The game is repetitive in the extreme but it’s great to burst through a 10-minute mission or two in the colossal Adventure Mode, an enormous range of individual missions with several different parameters e.g. different characters required, different gimmicks, different bosses to defeat. It’s a mode that calls all of the great Zelda games of yore to mind with maps and music from Skyward Sword, Wind Waker and more, with rulesets and dozens of Zelda characters to choose from.

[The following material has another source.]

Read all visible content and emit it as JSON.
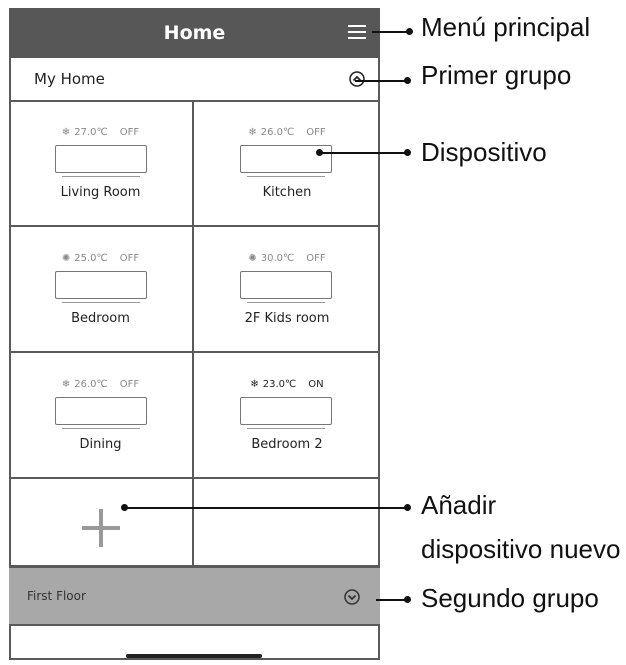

Actually I can’t quite believe how powerful the game’s addictive lure is here. Even after you’ve done about 30 Missions, out of God knows how many, you’ll have seen all of the enemies and bosses, unlocked all of the characters, seen all of the locales, listened to all of the music. You know full well that you’re just doing the same thing over and over again, running through practically the same scenario each time except on this Mission you’ve got a glitchy Manhandla to sort out, rather than King Dodongo.

But you love it, you’re almost going through the motions, doing it automatically. Eventually, you do realise that you’re slaving yourself away to the game, and you remove it from the console with defiance. But the exciting allure of maybe unlocking a new hair accessory for your Fairy or a better tier weapon for Skull Kid might bring you right back for another dozen hours.

The game’s a real love letter to Zelda too. Actually, I never thought I’d see such blatant fanservice in Zelda. Mind you, I never thought I’d see a Zelda game heavily featuring a blue-haired Japanese idol dancing around the stage as bold as brass, Hatsune Miku style, but there you are. You can even get Marin on your team for God’s sake, and beat up hundreds of foes with her bell, tag-teaming with the Wind Fish Itself. That’s almost worth the price of entry alone.

Also I am loving the electric guitar remixes of some of the old Zelda tunes, although they can get pretty repetitive, especially the lesser-known tunes. Also, many of the voice samples of the 37 characters are quite bizarre and can be grating, especially given the repetitive nature of the game. But I’m just nit-picking here, and Link’s Master Sword slashing through Bokoblin fools sounds mesmerising.

Ultimately Hyrule Warriors is as addictive as crack, as in properly hazardous to your health, but the gameplay loop and the progression (though slow) is a wonderful allure. And listen, I’ve played the game for over a hundred days by now – not cumulatively, although some nutter out there will have done just that – and although I’ve been slaughtering enemy skellingtons by the thousand, I’d be lucky to have even racked up one-tenth of the death count of the last days of World War 1. And given how many millions of times I’ve mashed the game’s attack buttons and gleefully chopped down the enemy squads, that is frighteningly incomprehensible.